Ils sont ceux qui ont plus de moyens que les pauvres, et qui, par cela, les écrasent ; mais les usuriers font bien plus de ravages ; il est donc nécessaire de combattre les deux en même temps ; et lorsqu’on combat la disette de blés, il faut combattre la disette d’argent : les moyens sont les mêmes. Comme vous faites arriver du blé étranger non attendu pour dérouter l’avidité des possesseurs du blé existant en France, faites arriver de l’argent non attendu, prêté à un plus bas intérêt, pour dérouter les usuriers. Les hôtels de monnaies seraient les plus propres pour certains effets, et ils pourraient avoir des orfèvres correspondants dans toutes les moindres villes de leur ressort, pour y recevoir les effets d’or et d’argent que le peuple voudrait mettre en gage. Mais ceci est un faible secours. Il n’y a pas beaucoup de métal d’or et d’argent dans les provinces. Il faudrait autoriser dans chaque ville quelques bourgeois considérables à recevoir et à prêter sur gages à 6%, sur toutes sortes d’effets. Cette permission y invitera des honnêtes gens : Honos alit artes. Dès que l’on peut être honnête homme et gagner, tout le monde voudra être honnête homme.
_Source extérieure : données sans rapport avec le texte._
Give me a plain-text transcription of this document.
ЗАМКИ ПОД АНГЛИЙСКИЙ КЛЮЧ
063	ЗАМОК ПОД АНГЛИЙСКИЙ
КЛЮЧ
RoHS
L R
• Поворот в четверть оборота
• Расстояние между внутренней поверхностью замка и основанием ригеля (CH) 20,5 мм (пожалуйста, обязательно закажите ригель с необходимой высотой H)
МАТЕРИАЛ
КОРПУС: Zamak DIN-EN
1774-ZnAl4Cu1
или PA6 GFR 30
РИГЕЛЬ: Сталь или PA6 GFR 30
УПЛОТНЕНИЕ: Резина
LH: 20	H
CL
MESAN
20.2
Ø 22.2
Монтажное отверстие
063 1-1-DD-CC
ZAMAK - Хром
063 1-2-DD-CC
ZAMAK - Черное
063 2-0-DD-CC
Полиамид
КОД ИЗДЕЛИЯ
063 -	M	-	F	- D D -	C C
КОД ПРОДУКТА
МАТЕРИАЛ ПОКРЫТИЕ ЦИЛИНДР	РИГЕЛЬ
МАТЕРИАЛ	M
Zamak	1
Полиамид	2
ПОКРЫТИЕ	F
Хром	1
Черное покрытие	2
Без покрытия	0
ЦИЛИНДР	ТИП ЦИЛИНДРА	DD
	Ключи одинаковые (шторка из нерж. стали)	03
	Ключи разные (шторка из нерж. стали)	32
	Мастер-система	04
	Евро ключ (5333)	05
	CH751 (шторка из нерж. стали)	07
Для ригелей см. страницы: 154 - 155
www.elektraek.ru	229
Je dis la même chose des usuriers que j’ai dite des monopoleurs. Ne les cherchez pas, ne les persécutez pas ; mais établissez une concurrence au rabais, si vous voulez les subjuguer.

Je m’estimerais bien heureux, si mes faibles lumières et mon avis pouvaient être de quelque utilité à une nation respectable, à un peuple charmant, à une ville que je chéris, à des amis que je regrette ; enfin aux Français qui m’ont tant aimé et caressé, et qui n’ont d’autre tort avec moi que d’avoir laissé paraître des brochures indécentes et ridicules contre mon ouvrage, que l’amour pour la France m’avait dicté, quoique je ne leur reproche pas de les avoir lues, encore moins admirées.